Saladin (Salah ad-Din, geb. 1138 in Tikrit, gest. 1193 in Damaskus) war ab 1169 Wesir und ab 1171 Sultan von Ägypten sowie ab 1174 auch Herrscher von Syrien (Damaskus). Wegen seines Kampfes gegen die Kreuzfahrer ist er in Europa einer der bekanntesten historischen Figuren des orientalischen Mittelalters.
Saladin wuchs im Libanon auf. Seine Mutter war kurdisch, sein Vater arabisch. Sein Vater und sein Onkel waren einflussreiche Militärs. Nach militärischer und schulischer Ausbildung konnte er erste Ämter in Aleppo und Damaskus annehmen. An diese Ämter gelangte er über Beziehungen, denn sein Vater war zu jener Zeit Gouverneur in Damaskus. Seine Zeit fällt in eine Epoche, in der die Kreuzfahrerstaaten große Teile der Levante, insbesondere die Küstengebiete des heutigen Israel, Libanon und Syrien besetzt hielten. Viele Muslime hatte diese Regionen verlassen oder waren vertrieben worden und hatten sich im syrischen Hinterland oder in Ägypten niedergelassen. Ägypten selbst war geschwächt. Die Herrscherdynastie der Fatimiden unter dem Kalifen al-Adid konnte die Zügel der Macht nicht mehr ausreichend festhalten. Der Kalif war kaum mehr als ein repräsentatives Staats- und Religionsoberhaupt. Die Regierungsgeschäfte lagen in den Händen der Wesire. Die Kreuzfahrerstaaten stellten eine ständige Bedrohung dar. In Syrien konnte Saladins Vorgänger, Nuraddin (Nur ad-Din, geb. 1118, gest. 1174, Regierungszeit von 1146 bis 1174), Aleppo und Damaskus vereinen und so einen großen Teil der Region beherrschen.
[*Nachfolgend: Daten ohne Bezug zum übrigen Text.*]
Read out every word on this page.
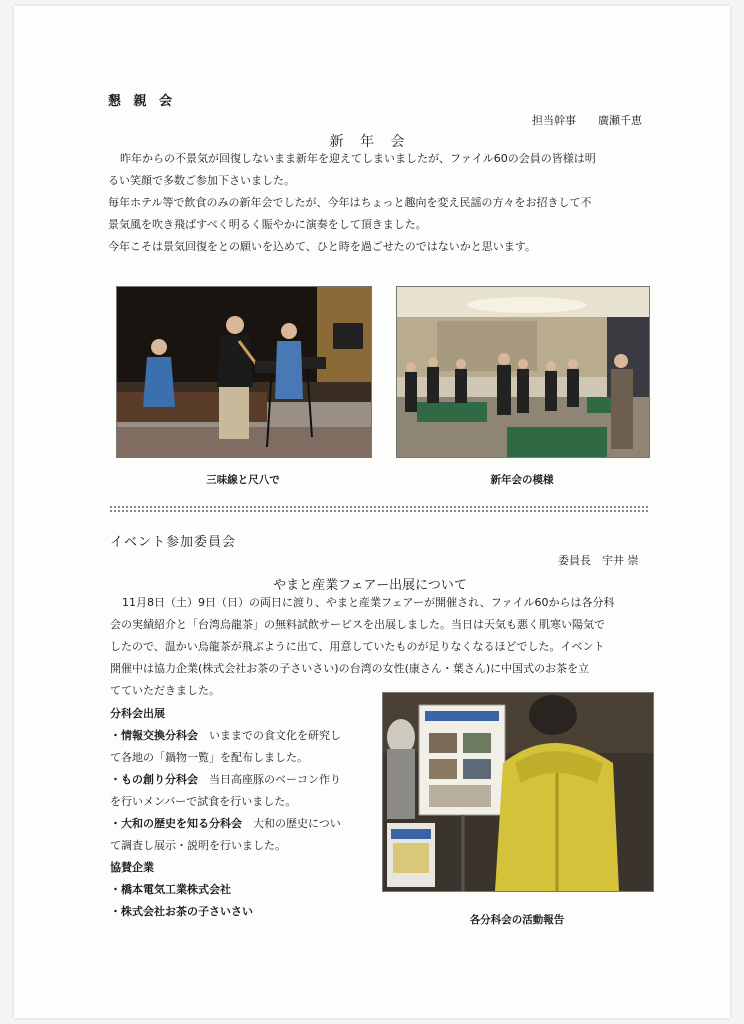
懇 親 会
担当幹事　　廣瀬千恵
新 年 会
昨年からの不景気が回復しないまま新年を迎えてしまいましたが、ファイル60の会員の皆様は明
るい笑顔で多数ご参加下さいました。
毎年ホテル等で飲食のみの新年会でしたが、今年はちょっと趣向を変え民謡の方々をお招きして不
景気風を吹き飛ばすべく明るく賑やかに演奏をして頂きました。
今年こそは景気回復をとの願いを込めて、ひと時を過ごせたのではないかと思います。
三味線と尺八で	新年会の模様
イベント参加委員会
委員長　宇井 崇
やまと産業フェアー出展について
11月8日（土）9日（日）の両日に渡り、やまと産業フェアーが開催され、ファイル60からは各分科
会の実績紹介と「台湾烏龍茶」の無料試飲サービスを出展しました。当日は天気も悪く肌寒い陽気で
したので、温かい烏龍茶が飛ぶように出て、用意していたものが足りなくなるほどでした。イベント
開催中は協力企業(株式会社お茶の子さいさい)の台湾の女性(康さん・葉さん)に中国式のお茶を立
てていただきました。
分科会出展
・情報交換分科会　 いままでの食文化を研究し
て各地の「鍋物一覧」を配布しました。
・もの創り分科会　 当日高座豚のベーコン作り
を行いメンバーで試食を行いました。
・大和の歴史を知る分科会　 大和の歴史につい
て調査し展示・説明を行いました。
協賛企業
・橋本電気工業株式会社
・株式会社お茶の子さいさい
各分科会の活動報告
Mehrfache, anfangs vergebliche Versuche, Ägypten gegen den Widerstand des ägyptischen Wesirs Schawar und dem Kreuzfahrerkönig Almarich von Jerusalem zu erobern, waren am Ende schließlich von Erfolg gekrönt. Der Agitator dieser Eroberungspolitik war ein gewisser syrischer General kurdischer Herkunft namens Shirkuh. Dieser war der Onkel Saladins. Nach dem Tode Shirkuhs im Jahre 1169 übernahm Saladin die Führung der Truppen. Offenbar aus strategischen Gründen ernannte der ägyptische Kalif al-Adid den jungen Saladin zum Wesir.
Kaum im Amt, organisierte Saladin das ägyptische Heereswesen neu. Außerdem schwächte er den schiitischen Anspruch in Ägypten. Damit kam er der ägyptischen Bevölkerung entgegen, die mehrheitlich sunnitisch war. Durch die unabhängige Politik in Ägypten war die Beziehung mit dem in Damaskus residierenden Nuraddin angespannt. Saladin musste als syrischer General und ägyptischer Wesir sowohl dem ägyptischen Kalifen als auch Nuraddin gegenüber loyal sein. Militärisch war ein Angriff der Kreuzfahrer und Byzantiner bei Damietta im Delta abzuwehren. Auf Anordnung Nuraddins plante Saladin 1171 den Sturz des fatimidischen Kalifen. Er ließ in den Freitagsgebeten nicht mehr den Namen des fatimidisch-schiitisch-ismailitischen Kalifen ausrufen, sondern, als Provokation, den des sunnitischen Kontrahenten, des abbasidischen Kalifen in Bagdad. Damit kam es zum Eklat und als Reaktion darauf zum Sturz des letzten Fatimiden-Kalifen in Kairo. So war Ägypten offiziell zur islamischen Orthodoxie zurückgekehrt. Außenpolitisch unterhielt Saladin diplomatische Beziehungen mit vielen, zum Teil auch christlichen Staaten und demonstrierte somit eine gewisse Souveränität seiner Herrschaft. Nuraddin war mit der Loyalität Saladins und der Höhe der ägyptischen Tributgaben nicht zufrieden und rüstete zu einer militärischen Konfrontation. Doch er starb 1174, bevor er seine Pläne in die Tat umsetzen konnte. Zwei Monate später starb auch König Almarich von Jerusalem. Die Machtverhältnisse konnten neu geordnet werden. Als Nuraddins Erbe stand zunächst dessen junger Sohn as-Salih Ismail im Raum. Dieser blieb noch Herr in Aleppo. Doch Saladin konnte sich 1175, auch auf die Unterstützung des Kalifen in Bagdad verlassend, der Herrschaft großer Teile Syriens bemächtigen. Somit war er der realpolitische Erbe von Nuraddin geworden. 1176 kehrte Saladin aus Damaskus nach Ägypten zurück und baute dort das Heer und die Flotte weiter aus. Außerdem begann er mit einem gewaltigen Bauprogramm die Befestigungen Kairos zu verstärken. Dazu gehört auch der Ausbau der Zitadelle als Festung.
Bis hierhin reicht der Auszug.